I've wrapped a few layers of duct tape around the holes in my soles, and there are plastic bags between my shoes and socks. Now I'm wrapping my bulky body in this new but cheap parka, hoping it's sufficiently water-resistant, and I'm off to San Francisco to spend a few hours at Black Sheets.

♦ ♦ ♦ 

On the ride home, the rain briefly turned to hail, thrown against my parka like fistfuls of rice. And I wonder where the homeless are huddled tonight? Danny, and a few other homeless people I sorta know, and the thousands I don't know at all. This is a wild storm, just walking a few blocks in it. Having no home to walk to, nowhere to be warm and dry, is something I can only  imagine.

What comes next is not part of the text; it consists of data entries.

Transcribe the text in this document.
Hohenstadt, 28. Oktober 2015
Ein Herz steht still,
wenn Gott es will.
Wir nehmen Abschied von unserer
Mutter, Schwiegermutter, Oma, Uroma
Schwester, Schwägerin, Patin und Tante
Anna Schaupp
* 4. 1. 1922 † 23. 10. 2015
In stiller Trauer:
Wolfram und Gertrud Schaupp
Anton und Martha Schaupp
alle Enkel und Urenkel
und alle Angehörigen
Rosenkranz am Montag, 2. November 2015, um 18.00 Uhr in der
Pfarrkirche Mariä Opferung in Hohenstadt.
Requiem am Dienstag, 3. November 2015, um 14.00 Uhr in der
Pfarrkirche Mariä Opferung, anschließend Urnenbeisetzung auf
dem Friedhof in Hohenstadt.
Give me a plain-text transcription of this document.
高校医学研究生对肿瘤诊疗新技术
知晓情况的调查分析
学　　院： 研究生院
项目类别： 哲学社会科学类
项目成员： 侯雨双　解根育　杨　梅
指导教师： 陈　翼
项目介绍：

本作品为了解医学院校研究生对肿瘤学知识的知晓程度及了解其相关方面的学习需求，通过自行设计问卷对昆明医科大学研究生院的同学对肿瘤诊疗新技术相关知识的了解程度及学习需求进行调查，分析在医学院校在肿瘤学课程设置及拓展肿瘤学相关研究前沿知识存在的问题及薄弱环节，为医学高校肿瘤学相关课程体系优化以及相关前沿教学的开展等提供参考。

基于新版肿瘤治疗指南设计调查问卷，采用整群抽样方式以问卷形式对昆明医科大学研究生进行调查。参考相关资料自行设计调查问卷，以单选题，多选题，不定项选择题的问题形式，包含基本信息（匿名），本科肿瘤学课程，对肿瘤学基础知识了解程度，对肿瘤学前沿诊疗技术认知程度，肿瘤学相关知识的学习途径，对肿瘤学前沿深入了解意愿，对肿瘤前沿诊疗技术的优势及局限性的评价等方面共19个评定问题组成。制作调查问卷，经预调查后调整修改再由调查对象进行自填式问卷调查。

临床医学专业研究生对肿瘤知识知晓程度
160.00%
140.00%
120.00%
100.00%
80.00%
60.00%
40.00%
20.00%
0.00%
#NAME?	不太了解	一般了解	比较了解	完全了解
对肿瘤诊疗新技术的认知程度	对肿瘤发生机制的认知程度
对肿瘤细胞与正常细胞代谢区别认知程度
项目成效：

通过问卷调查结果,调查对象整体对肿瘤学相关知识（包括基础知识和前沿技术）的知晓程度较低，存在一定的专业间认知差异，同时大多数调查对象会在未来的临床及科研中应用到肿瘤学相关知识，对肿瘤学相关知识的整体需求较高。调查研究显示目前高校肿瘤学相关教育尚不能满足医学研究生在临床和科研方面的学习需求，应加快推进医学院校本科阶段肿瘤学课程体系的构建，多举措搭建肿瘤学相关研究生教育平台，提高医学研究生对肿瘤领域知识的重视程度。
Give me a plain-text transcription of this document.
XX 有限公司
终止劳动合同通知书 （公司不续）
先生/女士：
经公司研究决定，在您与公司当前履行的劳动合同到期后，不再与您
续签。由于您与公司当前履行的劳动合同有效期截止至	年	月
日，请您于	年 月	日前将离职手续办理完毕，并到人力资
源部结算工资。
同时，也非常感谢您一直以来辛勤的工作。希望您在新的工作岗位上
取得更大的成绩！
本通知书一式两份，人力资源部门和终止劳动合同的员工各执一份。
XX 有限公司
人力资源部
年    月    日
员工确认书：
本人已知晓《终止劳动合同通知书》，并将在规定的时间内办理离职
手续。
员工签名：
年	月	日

My new parka is water-resistant, but not waterproof, so I'm a little moist. The duct tape on my shoes unpeeled itself, but the plastic bags worked well enough that my feet feel mostly dry.

That's why, when the cashier says "Paper or plastic?" the answer is always plastic. Just try wrapping your feet in a brown paper bag when it rains, bub.

♦ ♦ ♦ 

Home again in this drippy room, I'm filling this week's zine orders, listening to the rain, looking out the window, and wondering if everyone feels as alone as me.

From Pathetic Life #19
Monday, Dec. 11, 1995

This is an entry retyped from an on-paper zine I wrote many years ago, called Pathetic Life. The opinions stated were my opinions then, but might not be my opinions now. Also, I said and did some disgusting things, so parental guidance is advised.

6 comments:

  1. I was just thinking it might be time for a song of he week, although I very much enjoy your songlists. So . . .

    I've been a fan of They Might Be Giants since the early days of Don't Let's Stop and Ana Ng, and they rarely disappoint. They're nearly a generation younger than me, and I don't pretend to understand what they did to music, or what New York did to them, but they managed to grasp the profound from time to time.

    Here is a video of them from The Tonight Show in 1990 (unfortunately Leno is guesting; fortunately, Doc is playing himself).

    This is one of TMBG's best tunes, Birdhouse In Your Soul.

    Note: I briefly played the trumpet's first cousin when I was a lad and the note Doc hits and holds in live performance is remarkable.

    Here are John and John, They Might Be Giants, singing Birdhouse In Your Soul.

    https://www.youtube.com/watch?v=_zkRjrGmTl4

    jtb

    (If somebody wants to light up this link, I'd really appreciate it. Thanks.)

    ReplyDelete
    Replies
    1. The name of TMBG's first radio play song is "Don't Let's Start". I should probably proof my own comments.

      John

      Delete
    2. A link lit up.

      Never heard that song before, so it must've not been a hit. Clever and wordy and I like clever words so I like it, grazi.

      Doc Severinsen is still alive, which pleasantly surprises me. Wikipedia says he was the last performer to play but not sing the National Anthem an an MLB All-Star Game.

      I love bonkers trivia like that.

      Delete
    3. "Birdhouse In Your Soul" was #1 on College Radio Charts in 1990 and beyond, but I'm not sure that anyone other than ASCAP and BMI and a couple of industry publications has payed much attention to singles charts since the 80s. There are certainly digital singles, and people buy them for their portable play devices (almost entirely "phones" today [except for me]), but it's mostly been an album world for a while. I suppose the odd surviving AM Morning Zoo format still announces chart position, but I think by now most of the animals have been released to the wild. I don't exactly keep track of radio stations that play music, so maybe I'm out of date.

      jtb

      Delete
    4. Thanks for the light. It's a fine song.

      jtb

      Delete
    5. As of a few months ago, before my car conked out, so the last time I listened to the radio, the still played American Top 40 with Casey Kasem every weekend — recordings of 40-year-old shows.

      Other than that, I have not intentionally listened to rock on the radio since the 1990s. Too many commercials and idiotic DJs, who are just as bad as the commercials. Until they bring back Emperor Smith, I'm not listening.

      Also not buying. There are perhaps half a dozen songs on my playlist I've paid for, all from tiny bands nobody knows. The big bands don't need me.